LONDON (AP) — The leader of Britain’s main opposition party, Jeremy Corbyn, accused Prime Minister Boris Johnson of secretly negotiating the basis of a trade deal with the United States ahead of the country’s departure with the European Union — including a contentious plan to extend patents for American drug companies.
The Labour Party’s Corbyn waved 451 pages of documents at a press conference Wednesday, declaring that they covered six rounds of negotiations beginning in July 2017 — preliminary soundings ahead of formal trade talks.
With the future of the National Health Service in focus in the Dec. 12 general election, Corbyn highlighted the drug price issue and argued that extending patents would boost the profits of big pharmaceutical companies at the expense of taxpayers who would be barred from buying cheaper generic versions of the drugs.
“We have now got evidence that under Boris Johnson the NHS is on the table and will be up for sale,” Corbyn said. “He tried to cover it up in a secret agenda and today it has been exposed.”
Johnson has consistently denied Corbyn’s repeated attack line that the NHS is “for sale.’’ When Corbyn waved a redacted copy of the document during the first television debate, Johnson described Corbyn’s claims as “an absolute invention,” and “completely untrue.”
“We are absolutely resolved that there will be no sale of the NHS, no privatization,” Johnson told the BBC after the documents were released.
“The NHS is not on the table in any way … in no aspect whatever.”
Responding to the leak of the trade dossier, International Trade Secretary Liz Truss accused Labour of trying to change the subject after days of damaging headlines about Corbyn’s stance on anti-Semitism within the Labour Party.

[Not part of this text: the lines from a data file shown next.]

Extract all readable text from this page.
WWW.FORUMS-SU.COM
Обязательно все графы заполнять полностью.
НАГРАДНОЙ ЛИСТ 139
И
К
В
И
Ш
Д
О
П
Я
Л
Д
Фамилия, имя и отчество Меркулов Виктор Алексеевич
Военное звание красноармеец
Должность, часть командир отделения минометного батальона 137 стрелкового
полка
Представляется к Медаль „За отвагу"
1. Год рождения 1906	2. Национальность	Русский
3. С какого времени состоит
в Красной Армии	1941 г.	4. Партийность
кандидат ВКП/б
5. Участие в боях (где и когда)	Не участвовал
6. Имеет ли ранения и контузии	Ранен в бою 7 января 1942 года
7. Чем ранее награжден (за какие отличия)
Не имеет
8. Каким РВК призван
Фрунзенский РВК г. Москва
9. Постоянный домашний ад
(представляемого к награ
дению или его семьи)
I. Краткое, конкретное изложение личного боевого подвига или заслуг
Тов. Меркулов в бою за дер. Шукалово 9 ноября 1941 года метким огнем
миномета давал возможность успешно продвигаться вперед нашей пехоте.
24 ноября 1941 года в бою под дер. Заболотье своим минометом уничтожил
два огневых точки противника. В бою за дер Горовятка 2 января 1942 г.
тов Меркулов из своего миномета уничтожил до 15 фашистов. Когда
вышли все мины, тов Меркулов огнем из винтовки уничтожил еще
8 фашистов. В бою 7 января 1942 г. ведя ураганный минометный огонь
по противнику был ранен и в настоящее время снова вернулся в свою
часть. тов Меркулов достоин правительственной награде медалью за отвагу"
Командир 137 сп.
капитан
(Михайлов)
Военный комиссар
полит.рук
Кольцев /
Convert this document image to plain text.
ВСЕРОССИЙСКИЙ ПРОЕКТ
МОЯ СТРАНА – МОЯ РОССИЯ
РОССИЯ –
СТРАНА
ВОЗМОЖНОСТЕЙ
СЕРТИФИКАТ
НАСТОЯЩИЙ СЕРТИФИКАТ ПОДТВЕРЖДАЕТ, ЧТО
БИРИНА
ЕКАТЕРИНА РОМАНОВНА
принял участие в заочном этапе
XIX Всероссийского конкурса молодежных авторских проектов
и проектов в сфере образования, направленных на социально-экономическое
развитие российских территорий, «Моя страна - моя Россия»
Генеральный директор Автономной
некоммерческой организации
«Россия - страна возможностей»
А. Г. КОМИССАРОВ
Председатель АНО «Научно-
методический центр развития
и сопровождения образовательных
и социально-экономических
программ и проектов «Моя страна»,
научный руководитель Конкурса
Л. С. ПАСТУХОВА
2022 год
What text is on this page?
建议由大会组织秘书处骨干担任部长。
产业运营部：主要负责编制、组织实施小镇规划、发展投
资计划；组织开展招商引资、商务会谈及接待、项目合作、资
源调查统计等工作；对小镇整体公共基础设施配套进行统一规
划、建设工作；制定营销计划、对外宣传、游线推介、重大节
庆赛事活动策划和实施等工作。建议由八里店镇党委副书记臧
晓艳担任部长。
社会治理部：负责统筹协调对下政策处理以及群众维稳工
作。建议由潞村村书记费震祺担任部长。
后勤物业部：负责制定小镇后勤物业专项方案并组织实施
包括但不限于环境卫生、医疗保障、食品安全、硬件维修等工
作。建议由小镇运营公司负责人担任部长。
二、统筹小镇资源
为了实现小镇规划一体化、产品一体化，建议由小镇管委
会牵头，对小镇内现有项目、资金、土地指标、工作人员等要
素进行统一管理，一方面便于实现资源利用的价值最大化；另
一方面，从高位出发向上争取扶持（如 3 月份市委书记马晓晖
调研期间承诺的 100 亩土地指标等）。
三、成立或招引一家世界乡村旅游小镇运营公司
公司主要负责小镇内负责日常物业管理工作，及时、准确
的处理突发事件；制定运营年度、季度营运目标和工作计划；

“Jeremy Corbyn is getting desperate and is out-and-out lying to the public about what these documents contain,” she said.
“He has always believed in conspiracy theories — which is why he has failed to crack down on the scourge of anti-Semitism in his party.”
Corbyn cited the drug Humira, which is used to treat a variety of ailments, including rheumatoid arthritis and Crohn’s disease. He said the NHS pays 1,409 pounds ($1,814) a packet, way lower than the equivalent price in the United States of 8,115 pounds.
“We are talking here about secret talks for a deal with Donald Trump after Brexit. A deal that will shape our country’s future,” he said.
“These reports pull back the curtain on the secrecy that’s being plotted for us all, behind closed doors, by the Conservative government.’’
The leaked documents covered more than pharma issues, offering insight into how the Trump administration saw post-Brexit trade. Other discussions focused on agriculture, chlorinated chicken and food labeling.
The documents also suggested that a post-Brexit deal between the U.K. and the EU involving close links and alignment with the European economy would come at the cost of a special free trade agreement treatment with the United States.
According to the documents revealed by Corbyn, the U.S.’s trade representative made clear that the U.K.-EU situation would be “determinative” - that a U.K. commitment to the EU’s customs union and single market would make a U.K.-U.S. free trade agreement “a non-starter.”
However, the documents showed that the U.S. considers that there would be “all to play for” in the event no deal is struck between the U.K. and the EU.
Johnson wants to secure a majority in the election so he can push through the Brexit divorce deal he negotiated last month with the EU. Under the terms of that deal, the U.K. would leave the EU on Jan. 31 but remain in the European single market and the customs union until the end of 2020.
After Brexit, the two sides would then commence discussions on the future relationship. Johnson has insisted that he will be able to secure an agreement by the end of 2020 - a timescale that many trade experts find unrealistic.
A dozen signatories to a letter published in the Daily Telegraph on Wednesday urged U.K. leaders from all sides of the political divide to supplant rhetoric with fact-based discussions about Britain’s future outside the EU trading bloc - or risk deals the public won’t support.
According to the letter, which was signed by Alan Winters of the U.K. Trade Observatory and David Tinline, a former senior adviser to the World Trade Organization’s director-general, “engines are being revved towards striking new (free trade agreements) by arbitrary deadlines with little sense of what we actually want to achieve.”